Functional Description
The reference design block diagram is shown in Figure 9. The major blocks include two GbE PCS IP cores, the
LatticeECP2M embedded SERDES/ PCS, a frame driver, a frame receiver, and control logic.
The Driver Channel
The driver channel is shown in the lower part of Figure 9, and is comprised of a frame driver, a frame monitor, and
GbE PCS IP core, part of an embedded SERDES/PCS, and some control registers.

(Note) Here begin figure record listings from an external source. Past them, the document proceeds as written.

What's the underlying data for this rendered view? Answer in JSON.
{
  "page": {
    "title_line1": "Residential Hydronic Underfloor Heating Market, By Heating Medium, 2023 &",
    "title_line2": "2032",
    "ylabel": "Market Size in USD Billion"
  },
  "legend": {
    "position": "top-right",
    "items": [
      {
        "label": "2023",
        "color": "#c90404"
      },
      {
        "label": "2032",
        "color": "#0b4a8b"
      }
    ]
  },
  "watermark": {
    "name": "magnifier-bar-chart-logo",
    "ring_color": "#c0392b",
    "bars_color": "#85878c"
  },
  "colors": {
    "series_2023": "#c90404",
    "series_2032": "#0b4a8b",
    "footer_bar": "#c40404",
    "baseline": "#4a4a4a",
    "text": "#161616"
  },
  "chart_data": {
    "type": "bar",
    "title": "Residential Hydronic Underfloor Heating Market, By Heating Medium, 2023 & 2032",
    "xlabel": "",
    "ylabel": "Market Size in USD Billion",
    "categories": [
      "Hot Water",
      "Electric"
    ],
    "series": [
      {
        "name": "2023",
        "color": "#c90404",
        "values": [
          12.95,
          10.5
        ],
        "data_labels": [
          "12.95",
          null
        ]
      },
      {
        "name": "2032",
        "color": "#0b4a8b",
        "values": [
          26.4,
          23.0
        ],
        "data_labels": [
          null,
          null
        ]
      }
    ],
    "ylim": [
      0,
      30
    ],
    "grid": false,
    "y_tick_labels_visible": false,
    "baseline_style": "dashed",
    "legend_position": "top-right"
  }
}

The transmit side of the channel begins at the frame driver, where a single 512-byte gigabit ethernet frame is
repeatedly transmitted. The frame enters the transmit side of the GbE PCS IP core, where it is converted into 8-bit
code groups. Next the frame enters the transmit portion of an embedded SERDES/PCS channel where 8b10b
encoding and 10-bit-to-1-bit serialization occurs. The frame leaves the FPGA over the external 1.25Gbps SERDES
physical link.
The receive side of the channel begins at the external SERDES input port. Clock recovery is performed, the data is
deserialized, and an 802.3z synchronization state machine aligns the data stream to comma characters, and
10B8B decoding is performed. Next the frame enters the receive portion of the GbE PCS IP core, where 8-bit code
groups are converted to GMII frames. Then the frame arrives at the frame monitor. If the payload data matches the
frame driver data pattern, a “pass” signal is asserted. If the data pattern check fails, a “fail” signal is asserted.
The Loopback Channel
The driver channel is shown in the upper part of Figure 9. It is similar to the driver channel except that it does not
contain a frame driver or frame monitor. Instead this channel utilizes a parallel loopback block. All GMII frames from
the receive path of the GbE PCS IP core are looped back to the transmit path of the GbE PCS IP core.
Clock Distribution
All timing in the reference design is derived from ref_clk a 125 MHz primary input to the FPGA. This clock is fed
to the embedded SERDES/PCS where it is phase locked and used to time all outgoing SERDES channels, used to
reference clock recovery of all incoming SERDES channels, and used to source timing for all of the FPGA soft
logic, including the transmit and receive paths of the GbE PCS IP cores.